Muchas opiniones temen que la derogación de las prohibiciones haría que las bandas criminales dediquen más tiempo al secuestro y otros delitos que verdaderamente dañan a víctimas inocentes, pero debe recordarse que las drogas representan  por mucho la mayor parte de los ingresos de estas bandas y que es con estos ingresos que tienen a policías y juzgados locales anegados de dinero. Con los recursos infatigables de las drogas los traficantes mantienen financiadas las milicias clandestinas que están sustituyendo al debilitadísimo Estado, ello les permite administrar los derechos para delinquir en sus zonas de influencia a bandas de secuestradores y chantajistas, redes de prostitución, etcétera. Nada  nuevo: el modelo de Capone a escala neoliberal. Sin el ingreso extraordinario de las drogas estas bandas recibirían un golpe a sus estructuras financieras del cual nunca podrían recuperarse, y los ahorros de ese combate a  al narcotráfico redundarían en un Estado mucho más fuerte y capaz de combatir aquellos delitos que, por cierto, si cobran víctimas involuntarias.

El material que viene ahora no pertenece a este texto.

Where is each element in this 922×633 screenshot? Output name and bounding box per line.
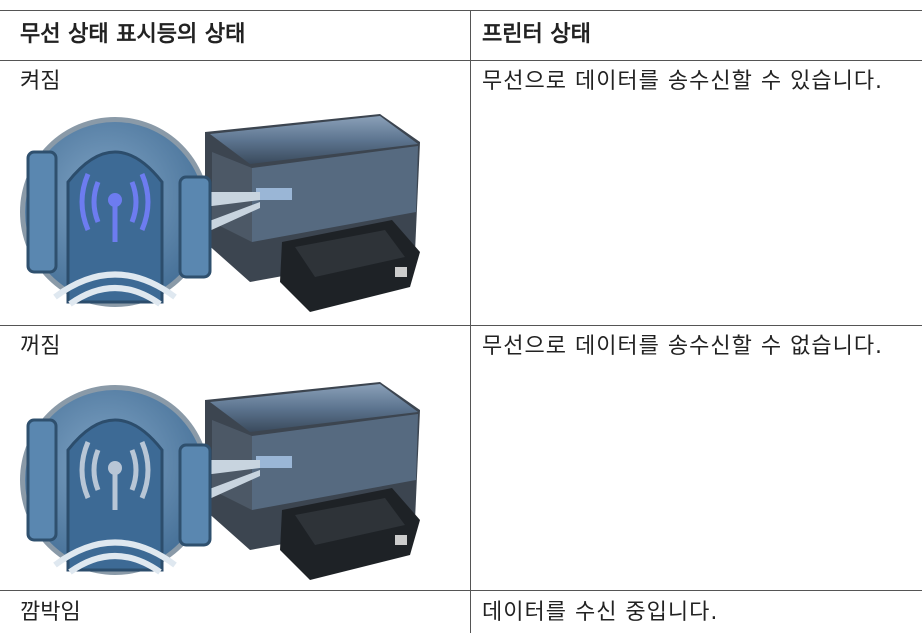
header-cell: 프린터 상태: [482, 22, 591, 47]
status-label: 켜짐: [20, 69, 61, 94]
table-border: [0, 10, 922, 11]
column-divider: [470, 10, 471, 633]
status-label: 꺼짐: [20, 334, 61, 359]
header-cell: 무선 상태 표시등의 상태: [20, 22, 246, 47]
table-border: [0, 325, 922, 326]
table-border: [0, 60, 922, 61]
printer-illustration: [20, 92, 430, 317]
status-description: 무선으로 데이터를 송수신할 수 있습니다.: [482, 69, 884, 94]
status-label: 깜박임: [20, 600, 81, 625]
status-description: 데이터를 수신 중입니다.: [482, 600, 719, 625]
table-border: [0, 590, 922, 591]
printer-illustration: [20, 360, 430, 585]
status-description: 무선으로 데이터를 송수신할 수 없습니다.: [482, 334, 884, 359]
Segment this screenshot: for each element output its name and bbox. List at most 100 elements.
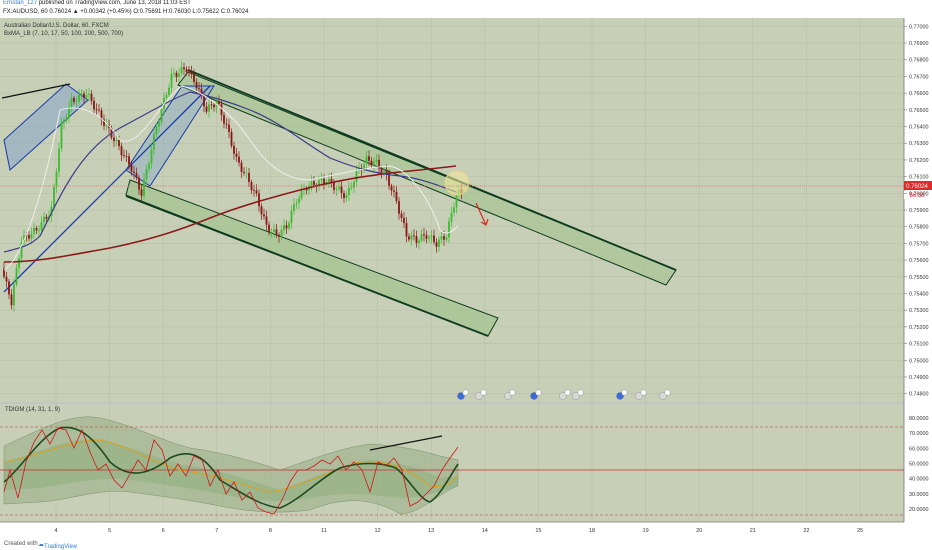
tdi-green-line [3,426,459,509]
time-tick-label: 8 [269,528,272,534]
candle-body [235,153,238,157]
time-tick-label: 22 [803,528,809,534]
event-flag-icon[interactable] [572,392,580,400]
price-tick-label: 0.75300 [909,308,929,314]
candle-body [423,234,425,236]
economic-event-icons[interactable] [457,389,671,400]
price-tick-label: 0.75800 [909,225,929,231]
candle-body [248,172,250,182]
candle-body [368,156,370,161]
last-price-label: 0.76024 [906,184,928,190]
candle-body [220,104,223,115]
candle-body [138,177,140,190]
price-tick-label: 0.76600 [909,91,929,97]
candle-body [283,225,285,231]
price-tick-label: 0.76800 [909,58,929,64]
candle-body [63,120,65,123]
candle-body [5,276,8,282]
tradingview-brand: TradingView [44,544,78,550]
channel-top-line [187,69,677,271]
price-tick-label: 0.76700 [909,74,929,80]
author-link[interactable]: Ernstan_127 [3,0,38,6]
time-tick-label: 19 [643,528,649,534]
price-tick-label: 0.76400 [909,125,929,131]
candle-body [8,281,10,295]
candle-body [415,236,418,243]
candle-body [73,98,75,102]
event-flag-icon[interactable] [475,392,483,400]
candle-body [453,207,455,213]
price-axis-ticks: 0.77000 0.76900 0.76800 0.76700 0.76600 0.765… [904,24,929,398]
candle-body [223,114,225,124]
candle-body [15,268,18,285]
candle-body [90,93,93,101]
candle-body [25,235,28,237]
candle-body [85,94,88,98]
tdi-bands [3,416,459,515]
candle-body [445,237,448,240]
time-tick-label: 21 [750,528,756,534]
ascending-channel-2 [125,85,215,187]
chart-legend: Australian Dollar/U.S. Dollar, 60, FXCM … [4,22,123,38]
price-tick-label: 0.75100 [909,342,929,348]
event-badge-icon[interactable] [640,389,647,396]
candle-body [193,72,195,83]
time-tick-label: 4 [54,528,57,534]
osc-tick-label: 70.0000 [909,431,929,437]
candle-body [435,242,438,247]
candle-body [23,235,25,243]
event-badge-icon[interactable] [621,389,628,396]
candle-body [188,71,190,73]
candle-body [430,235,433,238]
candle-body [310,181,313,186]
candle-body [100,110,103,120]
event-badge-icon[interactable] [462,389,469,396]
candle-body [75,101,78,103]
event-badge-icon[interactable] [509,389,516,396]
price-tick-label: 0.75000 [909,358,929,364]
indicator-title: BxMA_LB (7, 10, 17, 50, 100, 200, 500, 7… [4,31,124,37]
event-flag-icon[interactable] [530,392,538,400]
candle-body [185,69,188,72]
candle-body [288,223,290,229]
candle-body [393,190,395,192]
candle-body [88,93,90,95]
tdi-yellow [3,439,459,493]
time-tick-label: 25 [857,528,863,534]
event-badge-icon[interactable] [577,389,584,396]
event-flag-icon[interactable] [616,392,624,400]
osc-tick-label: 30.0000 [909,492,929,498]
oscillator-axis-ticks: 80.0000 70.0000 60.0000 50.0000 40.0000 30.00… [909,416,929,513]
event-flag-icon[interactable] [559,392,567,400]
candle-body [408,236,410,240]
candle-body [238,156,240,163]
candle-body [343,193,345,199]
candle-body [130,164,133,172]
tradingview-logo[interactable]: ☁ TradingView [38,542,78,550]
price-tick-label: 0.76000 [909,191,929,197]
candle-body [403,217,405,224]
event-flag-icon[interactable] [504,392,512,400]
ascending-channel [3,83,89,171]
event-badge-icon[interactable] [664,389,671,396]
candle-body [413,235,415,237]
candle-body [375,159,378,162]
event-badge-icon[interactable] [535,389,542,396]
candle-body [80,93,83,95]
channel-bottom-line [125,195,489,337]
candle-body [328,178,330,183]
candle-body [258,193,260,207]
countdown-label: 56:38 [909,193,925,199]
candle-body [103,119,105,126]
event-flag-icon[interactable] [457,392,465,400]
event-flag-icon[interactable] [659,392,667,400]
time-tick-label: 20 [696,528,702,534]
event-flag-icon[interactable] [635,392,643,400]
candle-body [265,216,268,225]
event-badge-icon[interactable] [480,389,487,396]
price-tick-label: 0.75500 [909,275,929,281]
event-badge-icon[interactable] [564,389,571,396]
candle-body [230,131,233,146]
candle-body [380,168,383,173]
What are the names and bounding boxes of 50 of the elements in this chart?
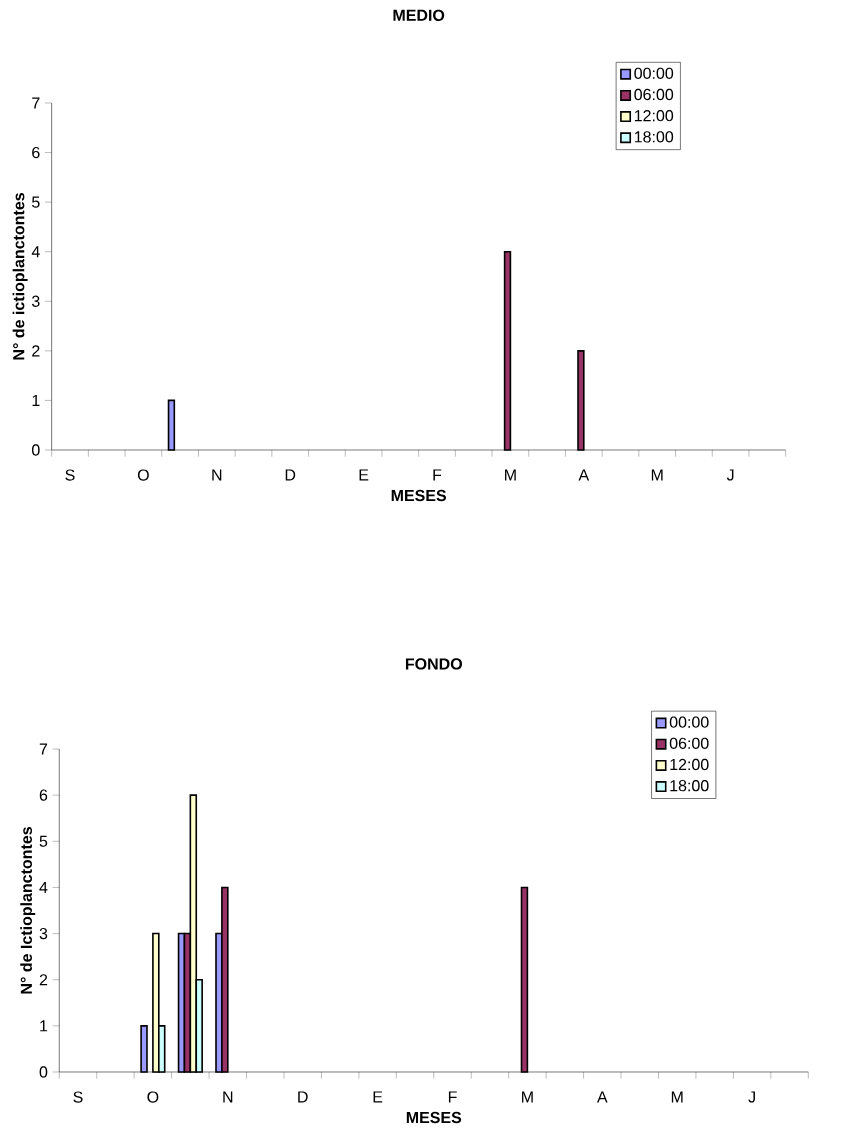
x-tick-label: F xyxy=(433,469,442,481)
x-tick-label: E xyxy=(373,1091,383,1103)
y-tick-label: 0 xyxy=(32,444,40,456)
y-tick-label: 6 xyxy=(39,789,48,801)
x-tick-label: S xyxy=(73,1091,83,1103)
y-tick-label: 5 xyxy=(39,835,48,847)
x-tick-label: N xyxy=(212,469,222,481)
x-tick-label: D xyxy=(285,469,296,481)
y-axis-title: N° de Ictioplanctontes xyxy=(20,827,36,994)
x-tick-label: O xyxy=(137,469,149,481)
y-tick-label: 1 xyxy=(32,394,40,406)
legend-label: 12:00 xyxy=(670,758,709,771)
legend-label: 06:00 xyxy=(669,737,709,749)
x-tick-label: M xyxy=(522,1091,533,1103)
y-tick-label: 4 xyxy=(39,881,48,893)
y-tick-label: 2 xyxy=(39,974,48,986)
legend-label: 00:00 xyxy=(634,67,674,79)
y-tick-label: 5 xyxy=(32,196,40,208)
x-tick-label: E xyxy=(359,469,369,481)
y-tick-label: 2 xyxy=(32,345,40,357)
legend-label: 12:00 xyxy=(634,110,674,122)
y-tick-label: 3 xyxy=(31,295,40,307)
y-tick-label: 7 xyxy=(32,97,40,109)
x-tick-label: D xyxy=(298,1091,308,1103)
x-tick-label: A xyxy=(596,1091,608,1103)
x-tick-label: M xyxy=(671,1091,683,1103)
y-tick-label: 7 xyxy=(39,743,48,755)
x-axis-title: MESES xyxy=(391,489,447,502)
y-tick-label: 3 xyxy=(39,927,48,940)
x-tick-label: S xyxy=(65,469,75,481)
x-tick-label: F xyxy=(448,1091,457,1103)
x-tick-label: O xyxy=(147,1091,159,1103)
legend-label: 06:00 xyxy=(634,88,674,101)
legend-label: 18:00 xyxy=(670,780,709,792)
x-tick-label: M xyxy=(651,469,663,481)
y-axis-title: N° de ictioplanctontes xyxy=(12,193,28,360)
legend-label: 18:00 xyxy=(634,131,674,143)
y-tick-label: 4 xyxy=(31,246,40,258)
x-tick-label: M xyxy=(505,469,516,481)
x-tick-label: A xyxy=(578,469,590,481)
chart-title: MEDIO xyxy=(393,9,445,21)
x-tick-label: J xyxy=(726,469,734,481)
x-tick-label: N xyxy=(223,1091,233,1103)
chart-title: FONDO xyxy=(405,658,462,670)
legend-label: 00:00 xyxy=(669,716,709,728)
x-axis-title: MESES xyxy=(406,1111,462,1124)
y-tick-label: 0 xyxy=(39,1066,48,1078)
y-tick-label: 6 xyxy=(32,146,40,159)
x-tick-label: J xyxy=(748,1091,755,1103)
y-tick-label: 1 xyxy=(40,1020,48,1032)
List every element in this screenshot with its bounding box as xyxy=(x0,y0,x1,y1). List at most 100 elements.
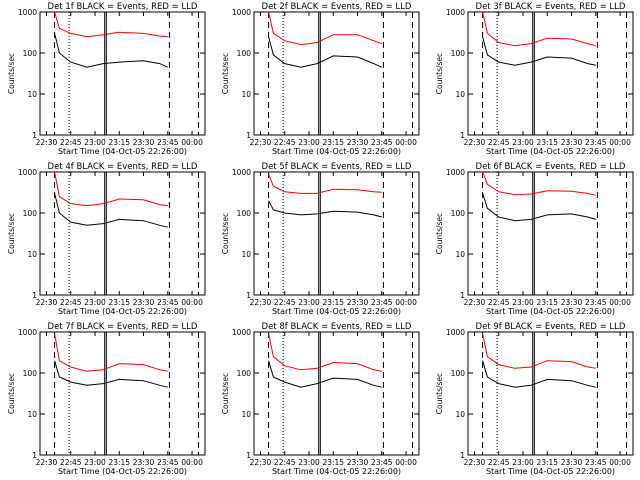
panel-title: Det 3f BLACK = Events, RED = LLD xyxy=(476,2,626,12)
x-tick-label: 00:00 xyxy=(609,298,631,307)
y-axis-label: Counts/sec xyxy=(221,53,230,94)
detector-panel: Det 7f BLACK = Events, RED = LLD 1 10 100 10… xyxy=(7,322,206,476)
detector-panel: Det 5f BLACK = Events, RED = LLD 1 10 100 10… xyxy=(221,162,420,316)
x-tick-label: 23:30 xyxy=(347,298,369,307)
lld-series-line xyxy=(54,333,168,372)
x-tick-label: 23:00 xyxy=(512,298,534,307)
detector-panel: Det 2f BLACK = Events, RED = LLD 1 10 100 10… xyxy=(221,2,420,156)
plot-frame xyxy=(467,171,634,296)
events-series-line xyxy=(54,360,168,388)
x-tick-label: 23:30 xyxy=(133,138,155,147)
y-axis-label: Counts/sec xyxy=(435,213,444,254)
panel-title: Det 8f BLACK = Events, RED = LLD xyxy=(262,322,412,332)
detector-panel: Det 4f BLACK = Events, RED = LLD 1 10 100 10… xyxy=(7,162,206,316)
lld-series-line xyxy=(268,11,382,46)
x-axis-label: Start Time (04-Oct-05 22:26:00) xyxy=(58,307,187,316)
x-tick-label: 23:15 xyxy=(108,458,130,467)
x-tick-label: 23:30 xyxy=(561,138,583,147)
x-axis-label: Start Time (04-Oct-05 22:26:00) xyxy=(272,467,401,476)
x-tick-label: 23:00 xyxy=(298,458,320,467)
x-tick-label: 22:30 xyxy=(36,138,58,147)
events-series-line xyxy=(268,200,382,218)
x-tick-label: 22:30 xyxy=(36,458,58,467)
x-axis-label: Start Time (04-Oct-05 22:26:00) xyxy=(486,467,615,476)
x-tick-label: 22:45 xyxy=(488,458,510,467)
y-tick-label: 1 xyxy=(460,291,465,300)
x-tick-label: 22:45 xyxy=(60,298,82,307)
y-tick-label: 1 xyxy=(460,131,465,140)
events-series-line xyxy=(268,360,382,388)
y-axis-label: Counts/sec xyxy=(7,53,16,94)
x-axis-label: Start Time (04-Oct-05 22:26:00) xyxy=(272,307,401,316)
x-tick-label: 23:30 xyxy=(133,458,155,467)
x-tick-label: 23:00 xyxy=(512,458,534,467)
y-tick-label: 100 xyxy=(237,369,252,378)
y-tick-label: 1000 xyxy=(232,8,251,17)
plot-frame xyxy=(467,11,634,136)
plot-frame xyxy=(39,331,206,456)
x-tick-label: 22:45 xyxy=(60,138,82,147)
lld-series-line xyxy=(268,173,382,194)
plot-frame xyxy=(253,171,420,296)
x-axis-label: Start Time (04-Oct-05 22:26:00) xyxy=(58,467,187,476)
x-tick-label: 23:00 xyxy=(298,138,320,147)
x-tick-label: 22:45 xyxy=(488,298,510,307)
x-tick-label: 23:15 xyxy=(322,458,344,467)
x-tick-label: 23:00 xyxy=(84,458,106,467)
x-tick-label: 23:30 xyxy=(561,458,583,467)
y-axis-label: Counts/sec xyxy=(7,213,16,254)
y-tick-label: 1 xyxy=(32,291,37,300)
y-tick-label: 10 xyxy=(27,250,37,259)
x-tick-label: 23:45 xyxy=(157,458,179,467)
x-axis-label: Start Time (04-Oct-05 22:26:00) xyxy=(486,147,615,156)
y-axis-label: Counts/sec xyxy=(7,373,16,414)
y-axis-label: Counts/sec xyxy=(435,373,444,414)
x-axis-label: Start Time (04-Oct-05 22:26:00) xyxy=(486,307,615,316)
x-tick-label: 22:30 xyxy=(250,298,272,307)
x-tick-label: 23:00 xyxy=(84,298,106,307)
y-tick-label: 100 xyxy=(451,369,466,378)
plot-frame xyxy=(253,331,420,456)
events-series-line xyxy=(54,33,169,68)
x-tick-label: 22:30 xyxy=(464,138,486,147)
y-tick-label: 1000 xyxy=(18,328,37,337)
x-tick-label: 23:15 xyxy=(536,298,558,307)
panel-title: Det 1f BLACK = Events, RED = LLD xyxy=(48,2,198,12)
y-tick-label: 10 xyxy=(455,90,465,99)
detector-panel: Det 3f BLACK = Events, RED = LLD 1 10 100 10… xyxy=(435,2,634,156)
y-tick-label: 10 xyxy=(241,250,251,259)
x-tick-label: 22:30 xyxy=(250,138,272,147)
x-tick-label: 23:45 xyxy=(585,458,607,467)
x-tick-label: 23:15 xyxy=(322,298,344,307)
y-tick-label: 100 xyxy=(451,209,466,218)
lld-series-line xyxy=(54,11,168,38)
y-tick-label: 100 xyxy=(237,209,252,218)
x-tick-label: 23:15 xyxy=(108,298,130,307)
x-tick-label: 23:45 xyxy=(371,458,393,467)
x-tick-label: 23:45 xyxy=(371,298,393,307)
x-tick-label: 22:45 xyxy=(274,458,296,467)
panel-title: Det 2f BLACK = Events, RED = LLD xyxy=(262,2,412,12)
events-series-line xyxy=(54,193,168,228)
x-tick-label: 23:30 xyxy=(133,298,155,307)
x-tick-label: 00:00 xyxy=(609,138,631,147)
y-tick-label: 1000 xyxy=(18,8,37,17)
detector-panel: Det 9f BLACK = Events, RED = LLD 1 10 100 10… xyxy=(435,322,634,476)
y-tick-label: 1000 xyxy=(18,168,37,177)
y-tick-label: 1 xyxy=(246,451,251,460)
x-axis-label: Start Time (04-Oct-05 22:26:00) xyxy=(58,147,187,156)
y-tick-label: 1 xyxy=(32,131,37,140)
x-tick-label: 23:15 xyxy=(108,138,130,147)
y-tick-label: 1000 xyxy=(446,8,465,17)
x-tick-label: 00:00 xyxy=(181,458,203,467)
y-tick-label: 100 xyxy=(451,49,466,58)
plot-frame xyxy=(39,171,206,296)
panel-title: Det 7f BLACK = Events, RED = LLD xyxy=(48,322,198,332)
x-tick-label: 22:45 xyxy=(274,298,296,307)
x-tick-label: 22:30 xyxy=(36,298,58,307)
x-tick-label: 22:30 xyxy=(464,298,486,307)
x-tick-label: 23:45 xyxy=(157,138,179,147)
plot-frame xyxy=(253,11,420,136)
y-tick-label: 100 xyxy=(237,49,252,58)
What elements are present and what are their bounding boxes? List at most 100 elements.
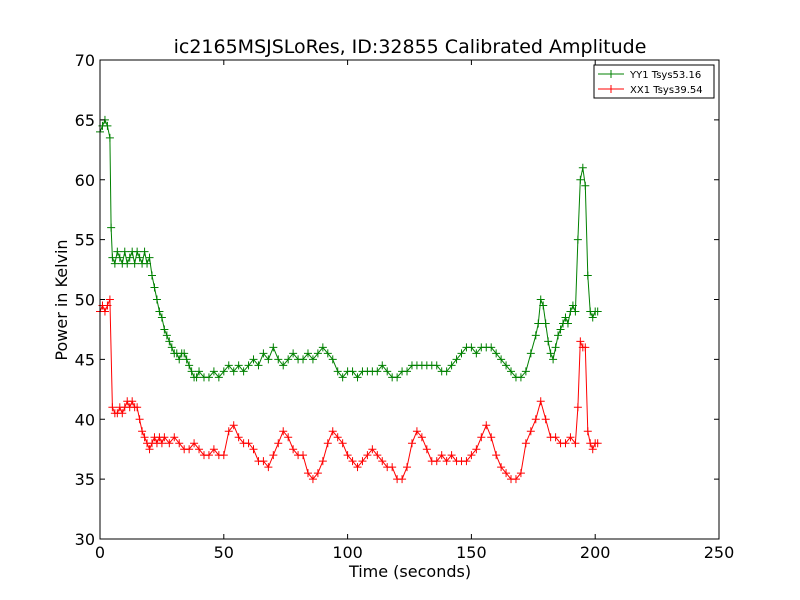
data-point [467,451,476,460]
x-tick-label: 150 [456,543,487,562]
data-point [289,445,298,454]
data-point [581,343,590,352]
data-point [308,355,317,364]
x-axis-title: Time (seconds) [348,562,471,581]
data-point [467,343,476,352]
data-point [185,445,194,454]
data-point [566,433,575,442]
y-axis-title: Power in Kelvin [52,239,71,360]
data-point [492,349,501,358]
data-point [157,313,166,322]
series-layer [96,115,602,484]
data-point [249,355,258,364]
data-point [581,181,590,190]
legend: YY1 Tsys53.16 XX1 Tsys39.54 [593,64,715,99]
data-point [299,451,308,460]
data-point [432,361,441,370]
data-point [328,355,337,364]
data-point [209,445,218,454]
data-point [103,301,112,310]
data-point [588,313,597,322]
data-point [556,325,565,334]
data-point [323,349,332,358]
data-point [284,433,293,442]
legend-marker-yy1 [607,70,615,78]
data-point [497,463,506,472]
data-point [264,355,273,364]
data-point [279,361,288,370]
data-point [563,319,572,328]
data-point [224,427,233,436]
data-point [157,439,166,448]
data-point [108,253,117,262]
data-point [110,259,119,268]
y-tick-label: 55 [75,231,95,250]
data-point [152,295,161,304]
data-point [105,295,114,304]
data-point [472,445,481,454]
data-point [373,367,382,376]
data-point [536,295,545,304]
data-point [578,163,587,172]
data-point [551,433,560,442]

La empresa militar que Calderón exige a los mexicanos es una guerra civil -sin objetivos ni tregua- que debe lucharse salvajemente en las calles o dentro de la propia casa. Entre sus bajas se cuentan el traficante común, la víctima incidental y las libertades civiles más elementales. De pronto, la sociedad entera parece condenada por sus vicios a una limpieza moral por la que miles de ciudadanos encuentran ávidamente la muerte.


[1] “Free to Choose, a Personal Statement”; Milton Friedman 1980.

[2] “Historia General de las Drogas” Antonio Escohotado, 1998.